The Golden Age of
Science Fiction

The "Golden Age of Science Fiction" properly applies to the period from about 1937 to 1946, but I tend to think of it as also including the period from about 1946 to 1960. During that time the genre of science fiction was dominated by a small number of writers who could produce short stories and novels with equal skill -- writers like Isaac Asimov, Ray Bradbury, Arthur C. Clarke, Robert Heinlein, AE van Vogt. SF magazines were plentiful, and all of them needed stories, so many second-rank writers mixed with the first-rankers to produce a mix of material that often remains as strong today as it did when it was first published, even though the science of this "science fiction" is in many cases grievously outdated.


Isaac Asimov is one of the truly great names from the Golden Age. He wrote a lot of SF in his career, novels and short stories both. He's best known for his Foundation series, a classic of SF. It tells the centuries-long story of the Fall of the Galactic Empire, and of the Foundation Project that is intended to ease the effects of that Fall and eventually lead to a Second Galactic Empire. It began as a series of short stories in the 1940s, which were eventually collected into three paperback books:

  1. FOUNDATION
    c.1951, Del Rey
    ISBN: 0-345-33627-5
    This first volume in the series contains five short stories. Together, these tell about the founding of the Foundation and its first hundred years of existence, as it rises to power among the disintegrating fragments of the former Empire.
  2. FOUNDATION AND EMPIRE
    c.1952, Ballantine Books
    ISBN: 0-345-33628-3
    The remaining four stories in the Foundation saga are much longer, so only two appear in each of the second and third books. The first story in this book, "Dead Hand," tells of a direct conflict between the Foundation and the dying Empire, and how forces foreseen by Hari Seldon centuries earlier ensure the Empire's ultimate defeat.

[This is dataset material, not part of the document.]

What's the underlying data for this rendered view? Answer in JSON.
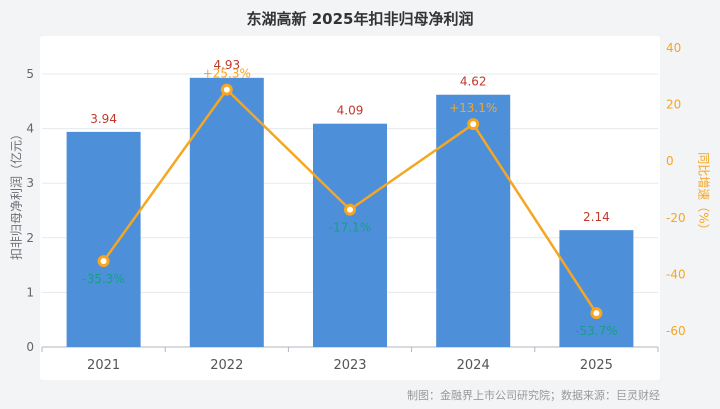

The second story, "The Mule," describes a catastrophic breakdown in the Seldon Plan itself, brought on by the actions of a mysterious mutant named the Mule.
  3. SECOND FOUNDATION
    c.1953, Del Rey
    ISBN: 0-345-33629-1
    The two stories in this book finish the original Foundation series. The first story tells of the Mule's search for the Second Foundation, allegedly founded at the same time as the First Foundation. The Second Foundation is the only thing that can stop the Mule, because it's based on science of the mind and its members have the same power the Mule does. The second story tells of the First Foundation's own search for the Second Foundation, and how the Second Foundation arranges to protect its secrecy.

The Foundation Trilogy became a classic of SF, but it had one problem: the story was far from complete, so everyone wanted to know what happened next! In the early 1980s, Asimov finally agreed to return to the world of the Foundation. He started by writing the first full-length Foundation novel:

FOUNDATION'S EDGE
c.1982, Del Rey
ISBN: 0-345-30898-0
Golan Trevize, a brilliant rogue scientist from the First Foundation has deduced that whatever the history books say, the Second Foundation must still exist, and he wants to find it. The Mayor of the Foundation knows he's right but decides his ideas must be suppressed, so she exiles and silences him by sending him on a search for the mythical 'homeworld' of the human race. At the same time, Stor Gendibal, one of the younger leaders of the hidden Second Foundation, has discovered that the Second Foundation has been tricked and fooled into complacency by an unsuspected third player in the Seldon Plan. Gendibal believes that Trevize holds the key to this mysterious third player, and so he follows the Foundationer on his search. The search leads both of them to an obscure planet named Gaia, and a discovery that is not at all what either one of them expected.

Four years later Asimov wrote a fifth Foundation story, completing the story of Golan Trevize:

FOUNDATION AND EARTH
Asimov, Isaac
c.1986, Del Rey
ISBN: 0-345-33996-7
This novel completes the story of Golan Trevize's search for Earth. In the course of this search he encounters a whole network of unknown, uncataloged worlds, which together reveal the secret of Earth's location. He also encounters something unusual for an Asimov story: not one but two clearly non-human, alien intelligences. In my opinion this is by far the weakest of the five Foundation books that I have, because Asimov made a serious mistake in it. He uses this novel to connect his earlier 'humaniform robot' stories, particularly the Lije Bailey stories, to the Foundation universe. The two just don't mesh very well, and so FOUNDATION AND EARTH becomes a mis-matched patchwork of the two milieus.